Reports: ND251690-ND2: Re-Examination of Environmental Controls on Bacterial Branched Tetraether Lipids using North American Soils
Yongsong Huang, Brown University
AAT = 7.853 + 6.925 × f(I)
(R2 = 0.132; RMSE = 4.45℃; p < 0.001; n = 238) (1)
pH = 8.466 - 4.182 × f(I) – 1.797 × f(II)
(R2 = 0.562; RMSE = 0.82 pH unit; p < 0.001; n = 230) (2)
AAP = 1.05 + 2.862 × f(I) + 3.6 × f(Ib) – 13.799 × f(IIIb) + 14.08 × f(Ic) – 0.875 × f(II)
(R2 = 0.74; RMSE = 0.53 mm/day; p < 0.001; n = 238) (3)
The strong relationship between FAB and precipitation is surprising, since published data so far have mostly emphasized temperature and pH relationship (Weijers et al., 2007; Peterse et al., 2012).
We note, however, if we divide samples according to precipitation, distinctive differences between different regions are revealed. Importantly, annual average precipitation (AAP) played a major role, in most cases stronger than annual average temperature (AAT), in controlling the b-GDGT distributions. The strongest correlation between AAP and b-GDGT is found in mid-latitude grassland (R2 = 0.78), or when soil pH values are greater than 8 (R2 = 0.88). Temperature effect is only apparent in regions of high AAP (e.g., >1200 mm) and mixed forest. The effect of pH is strong in almost all regions. Our results suggest that temperature reconstructions involve a more complex set of controls than previously realized, including possibly vegetation effects and almost certainly AAP effects on the development of branched GDGT-producing bacteria.
Some examples of strong relationship between environmental variables and FAB is listed as follows:
AAP > 1200 mm/yr
AAT = 34.69 – 55.327 × f(II) – 14.115 × f(I)
(R2 = 0.75; RMSE = 2.24℃; p < 0.001; n = 35) (4)
Midlatitude grassland
AAP = 4.195 – 4.724 × f(II) – 2.604 × f(III) – 23.425 × f(IIc)
(R2 = 0.78; RMSE = 0.31 mm/day; p < 0.001; n = 43) (5)
pH > 8
AAP = 0.93 + 9.452 × f(Ib) – 2.149 × f(I)
(R2 = 0.88; RMSE = 0.16 mm/day; p < 0.001; n = 19) (6)
AAT > 15
pH = 8.225 – 3.743 × f(I)
(R2 = 0.789; RMSE = 0.583 pH unit; p < 0.001; n = 35) (7)
AAP = 3.694 – 3.442 × f(II) – 4.192 × f(III)
(R2 = 0.766; RMSE = 0.557 mm/day; p < 0.001; n = 35) (8)
Our results indicate distributions of branched GDGTs in different environments differ significantly: the predominant controlling factors differ and the strength of the relationship differs as well. We have already completed all the data analysis and are currently working up the manuscript for submission.
References:
Dirghangi S. S., Pagani M., Hren M. T. and Tipple B. J. (2013) Distribution of glycerol dialkyl glycerol tetraethers in soils from two environmental transects in the USA. Organic Geochemistry 59, 49-60.

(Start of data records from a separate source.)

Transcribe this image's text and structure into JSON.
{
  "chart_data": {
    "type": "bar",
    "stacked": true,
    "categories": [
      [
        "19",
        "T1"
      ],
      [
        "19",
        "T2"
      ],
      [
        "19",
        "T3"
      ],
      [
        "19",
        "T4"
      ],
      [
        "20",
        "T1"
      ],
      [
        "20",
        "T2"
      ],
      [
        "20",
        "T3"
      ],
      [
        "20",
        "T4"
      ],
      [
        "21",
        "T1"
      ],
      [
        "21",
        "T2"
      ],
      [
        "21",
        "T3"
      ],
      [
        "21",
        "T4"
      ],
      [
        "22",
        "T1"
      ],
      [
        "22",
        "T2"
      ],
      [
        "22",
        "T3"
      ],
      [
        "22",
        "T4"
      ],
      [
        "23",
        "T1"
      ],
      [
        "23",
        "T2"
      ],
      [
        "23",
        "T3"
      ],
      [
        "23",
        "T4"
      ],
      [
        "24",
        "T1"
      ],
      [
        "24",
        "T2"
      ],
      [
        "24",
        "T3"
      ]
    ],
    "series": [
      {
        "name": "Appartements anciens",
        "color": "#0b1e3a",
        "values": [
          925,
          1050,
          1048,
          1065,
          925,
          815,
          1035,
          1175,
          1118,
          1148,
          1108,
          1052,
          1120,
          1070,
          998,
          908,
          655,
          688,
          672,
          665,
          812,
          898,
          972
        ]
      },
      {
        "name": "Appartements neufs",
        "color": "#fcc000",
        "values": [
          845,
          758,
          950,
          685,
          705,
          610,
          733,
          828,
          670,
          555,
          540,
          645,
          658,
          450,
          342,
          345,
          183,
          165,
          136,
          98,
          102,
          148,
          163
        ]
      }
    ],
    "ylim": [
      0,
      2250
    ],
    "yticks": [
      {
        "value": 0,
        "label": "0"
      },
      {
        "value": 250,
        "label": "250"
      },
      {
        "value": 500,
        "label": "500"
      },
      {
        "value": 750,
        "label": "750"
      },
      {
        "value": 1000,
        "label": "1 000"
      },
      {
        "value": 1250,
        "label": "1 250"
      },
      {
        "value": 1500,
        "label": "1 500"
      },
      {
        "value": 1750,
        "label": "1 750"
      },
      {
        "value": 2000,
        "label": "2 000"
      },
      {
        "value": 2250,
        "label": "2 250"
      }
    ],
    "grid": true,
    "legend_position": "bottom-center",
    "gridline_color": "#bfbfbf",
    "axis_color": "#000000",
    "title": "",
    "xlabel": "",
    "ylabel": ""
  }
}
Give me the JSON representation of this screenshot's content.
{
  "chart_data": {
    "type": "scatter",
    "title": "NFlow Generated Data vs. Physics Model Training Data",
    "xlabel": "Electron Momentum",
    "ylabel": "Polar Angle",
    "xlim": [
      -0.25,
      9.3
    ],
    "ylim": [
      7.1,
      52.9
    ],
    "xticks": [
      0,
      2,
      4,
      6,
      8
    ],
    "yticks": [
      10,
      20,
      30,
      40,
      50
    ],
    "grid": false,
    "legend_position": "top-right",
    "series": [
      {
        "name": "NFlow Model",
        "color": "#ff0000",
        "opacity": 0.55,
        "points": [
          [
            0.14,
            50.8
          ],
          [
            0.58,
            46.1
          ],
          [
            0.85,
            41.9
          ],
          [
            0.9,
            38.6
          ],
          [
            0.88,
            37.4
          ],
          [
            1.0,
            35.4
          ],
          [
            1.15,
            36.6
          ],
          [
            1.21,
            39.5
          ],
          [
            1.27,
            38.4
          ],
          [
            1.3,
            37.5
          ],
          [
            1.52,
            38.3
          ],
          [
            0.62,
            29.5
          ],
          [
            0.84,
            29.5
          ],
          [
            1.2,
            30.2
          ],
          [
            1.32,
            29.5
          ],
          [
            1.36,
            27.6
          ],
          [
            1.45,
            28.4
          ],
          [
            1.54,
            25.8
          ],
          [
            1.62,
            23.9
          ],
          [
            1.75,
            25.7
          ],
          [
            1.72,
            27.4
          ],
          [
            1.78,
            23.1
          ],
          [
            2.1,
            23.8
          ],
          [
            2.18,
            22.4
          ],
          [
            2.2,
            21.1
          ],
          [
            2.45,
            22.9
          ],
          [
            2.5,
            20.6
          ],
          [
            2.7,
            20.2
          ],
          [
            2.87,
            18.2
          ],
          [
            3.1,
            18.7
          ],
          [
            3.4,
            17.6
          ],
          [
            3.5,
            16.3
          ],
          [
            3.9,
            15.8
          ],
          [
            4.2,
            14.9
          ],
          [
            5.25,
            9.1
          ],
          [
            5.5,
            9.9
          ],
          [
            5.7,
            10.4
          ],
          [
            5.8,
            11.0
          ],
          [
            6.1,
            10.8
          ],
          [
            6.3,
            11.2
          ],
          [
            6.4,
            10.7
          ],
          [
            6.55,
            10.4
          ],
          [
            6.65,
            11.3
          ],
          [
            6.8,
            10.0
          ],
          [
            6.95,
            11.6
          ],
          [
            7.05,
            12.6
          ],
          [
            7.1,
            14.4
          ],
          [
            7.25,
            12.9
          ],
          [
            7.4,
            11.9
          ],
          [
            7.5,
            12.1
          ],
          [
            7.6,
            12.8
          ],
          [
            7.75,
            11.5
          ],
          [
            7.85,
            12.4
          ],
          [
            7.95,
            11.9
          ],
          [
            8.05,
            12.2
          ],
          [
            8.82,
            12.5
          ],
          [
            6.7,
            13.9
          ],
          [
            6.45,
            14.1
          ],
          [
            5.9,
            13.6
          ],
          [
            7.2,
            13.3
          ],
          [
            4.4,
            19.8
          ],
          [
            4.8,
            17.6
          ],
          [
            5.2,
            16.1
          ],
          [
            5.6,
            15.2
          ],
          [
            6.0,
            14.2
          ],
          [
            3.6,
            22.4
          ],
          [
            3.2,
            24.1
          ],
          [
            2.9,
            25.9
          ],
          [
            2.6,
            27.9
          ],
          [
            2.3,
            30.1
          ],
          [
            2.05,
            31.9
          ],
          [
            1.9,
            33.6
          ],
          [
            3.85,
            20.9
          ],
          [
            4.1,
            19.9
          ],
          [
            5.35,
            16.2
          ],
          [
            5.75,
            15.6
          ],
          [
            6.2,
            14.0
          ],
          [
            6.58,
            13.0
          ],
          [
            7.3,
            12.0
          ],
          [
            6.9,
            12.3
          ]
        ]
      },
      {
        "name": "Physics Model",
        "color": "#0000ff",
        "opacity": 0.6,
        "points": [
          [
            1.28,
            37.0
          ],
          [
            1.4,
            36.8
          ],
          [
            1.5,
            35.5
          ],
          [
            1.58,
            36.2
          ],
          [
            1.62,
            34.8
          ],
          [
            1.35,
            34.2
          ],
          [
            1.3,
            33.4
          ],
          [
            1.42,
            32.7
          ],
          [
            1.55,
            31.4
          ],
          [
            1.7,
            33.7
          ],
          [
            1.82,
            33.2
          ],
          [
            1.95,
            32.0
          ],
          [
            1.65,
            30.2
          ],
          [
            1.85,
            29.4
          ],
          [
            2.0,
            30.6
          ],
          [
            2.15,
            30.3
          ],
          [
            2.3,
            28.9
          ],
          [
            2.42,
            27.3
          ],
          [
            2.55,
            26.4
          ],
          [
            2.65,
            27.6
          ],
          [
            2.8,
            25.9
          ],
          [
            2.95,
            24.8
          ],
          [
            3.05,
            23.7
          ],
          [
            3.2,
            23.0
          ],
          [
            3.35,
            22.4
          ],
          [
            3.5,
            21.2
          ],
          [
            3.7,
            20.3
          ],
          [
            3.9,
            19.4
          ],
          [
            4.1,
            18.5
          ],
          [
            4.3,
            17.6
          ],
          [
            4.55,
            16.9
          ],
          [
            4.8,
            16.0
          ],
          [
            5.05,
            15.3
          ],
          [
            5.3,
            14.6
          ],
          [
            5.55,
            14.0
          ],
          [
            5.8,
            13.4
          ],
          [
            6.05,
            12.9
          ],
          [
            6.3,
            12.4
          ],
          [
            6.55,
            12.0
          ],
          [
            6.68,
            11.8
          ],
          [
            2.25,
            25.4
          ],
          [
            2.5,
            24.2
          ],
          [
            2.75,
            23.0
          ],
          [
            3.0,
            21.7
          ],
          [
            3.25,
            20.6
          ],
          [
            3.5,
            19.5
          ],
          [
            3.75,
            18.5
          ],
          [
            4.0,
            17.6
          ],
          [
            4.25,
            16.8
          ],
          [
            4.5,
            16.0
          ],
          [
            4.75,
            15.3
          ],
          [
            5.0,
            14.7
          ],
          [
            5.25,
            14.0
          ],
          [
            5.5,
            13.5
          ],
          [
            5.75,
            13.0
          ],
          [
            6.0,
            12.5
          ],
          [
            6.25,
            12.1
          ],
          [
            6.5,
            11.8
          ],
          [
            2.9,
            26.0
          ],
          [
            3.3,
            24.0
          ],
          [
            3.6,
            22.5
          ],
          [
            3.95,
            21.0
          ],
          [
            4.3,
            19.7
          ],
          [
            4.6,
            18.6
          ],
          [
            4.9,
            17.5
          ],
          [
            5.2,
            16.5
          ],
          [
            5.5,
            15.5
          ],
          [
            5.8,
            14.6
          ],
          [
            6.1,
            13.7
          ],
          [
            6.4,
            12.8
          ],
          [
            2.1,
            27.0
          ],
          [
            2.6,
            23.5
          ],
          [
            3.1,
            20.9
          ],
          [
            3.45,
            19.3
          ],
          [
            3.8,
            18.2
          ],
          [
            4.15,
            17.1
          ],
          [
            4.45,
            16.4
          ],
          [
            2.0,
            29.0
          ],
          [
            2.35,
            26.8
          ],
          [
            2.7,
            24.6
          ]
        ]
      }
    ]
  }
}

Peterse F., van der Meer J., Schouten S., Weijers J. W. H., Fierer N., Jackson R. B., Kim J.-H. and Sinninghe Damsté J. S. (2012) Revised calibration of the MBT-CBT paleotemperature proxy based on branched tetraether membrane lipids in surface soils. Geochimica et Cosmochimica Acta 96, 215-229.
Weijers J. W. H., Schouten S., van den Donker J. C., Hopmans E. C. and Sinninghe Damsté J. S. (2007b) Environmental controls on bacterial tetraether membrane lipid distribution in soils. Geochimica et Cosmochimica Acta 71, 703–713.